Di bagian dalamnya adalah sebuah ruangan luas yang dikelilingi serambi bertiang di mana para pedagang bisa menyimpan barang-barang dagangannya. Disediakan pula layanan gratis berupa rumah singgah bagi fakir miskin, dapur makanan, bahkan layanan medis. Kebanyakan funduq berdiri di dekat masjid. Namun, pemerintah Muslim tak diskriminatif.


Mereka menyediakan pula funduq yang dilengkapi dengan gereja atau sinagog untuk mengakomodasi para pedagang Kristen dan Yahudi. Dengan demikian, di sela-sela perjalanan dagangnya mereka berkesempatan menjalankan ibadah di tempat yang sudah disediakan. Jauh hari sebelumnya, masyarakat Muslim tak begitu memikirkan pembangunan infrastruktur semacam itu.


Sebab, mereka terbiasa bepergian dari satu kota ke kota lainnya menggunakan bagal, keledai, atau karavan yang ditarik unta. Jalan-jalan berdebu mereka lewati karena saat menuju tempat tujuan mereka mengarungi lautan padang pasir. Selain melalui jalur darat, alternatif lainnya memakai kapal laut. Kala itu pemimpin pemerintahan Islam belum menaruh perhatian lebih soal ini.


Karena perjalanan yang mengandalkan binatang tunggangan itu tak sepenuhnya bergantung pada jalanan, kuda dan unta mereka bisa melintasi sungai atau genangan air yang kadang kering atau pasang saat sedang terjadi banjir. Tapi, jelas Lindsay, bukan berarti tak ada penggunaan infrastruktur transportasi sama sekali.


Di Baghdad dikenal dengan jembatan-jembatan pontoon yang berfungsi sebagai sarana penyeberangan di Sungai Tigris. Dari awal, karavan unta yang melintasi sahara antara Afrika Utara dan kota-kota perdagangan sepanjang Sungai Niger, serta sahara dari Maroko ke Mesir memainkan peran penting dalam jaringan perdagangan di dunia Islam.


Pedagang, termasuk juga jamaah haji, ada pula yang berasal dari Spanyol. Mereka yang tinggal di dekat dermaga di pantai-pantai Mediterania memilih menggunakan kapal laut kapan pun mereka bisa. Apalagi, angin dan air Mediterania tergolong tenang jika dibandingkan dengan Samudra India di mana perjalanan yang ditempuh dengan kapal lebih berbahaya.

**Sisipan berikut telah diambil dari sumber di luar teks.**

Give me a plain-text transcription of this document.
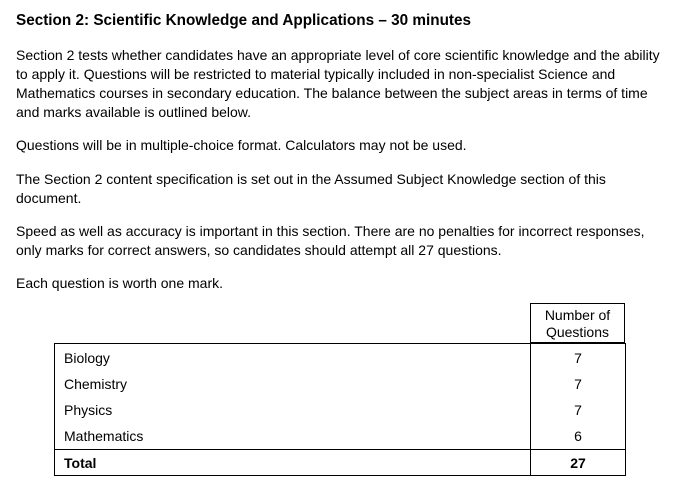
Section 2: Scientific Knowledge and Applications – 30 minutes
Section 2 tests whether candidates have an appropriate level of core scientific knowledge and the ability to apply it. Questions will be restricted to material typically included in non-specialist Science and Mathematics courses in secondary education. The balance between the subject areas in terms of time and marks available is outlined below.
Questions will be in multiple-choice format. Calculators may not be used.
The Section 2 content specification is set out in the Assumed Subject Knowledge section of this document.
Speed as well as accuracy is important in this section. There are no penalties for incorrect responses, only marks for correct answers, so candidates should attempt all 27 questions.
Each question is worth one mark.
Number of
Questions
Biology	7
Chemistry	7
Physics	7
Mathematics	6
Total	27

Sementara itu, Sungai Nil, Tigris, dan Efrat menjadi sarana favorit yang digunakan masyarakat Irak serta Mesir kala bepergian. Ada satu hal yang menjadi catatan. Dengan fasilitas transportasi apa pun yang mereka gunakan, ada kekhawatiran yang menghantui mereka, yaitu rampok atau bajak laut. Oleh karenanya, merupakan sebuah tindakan bodoh jika bepergian sendirian.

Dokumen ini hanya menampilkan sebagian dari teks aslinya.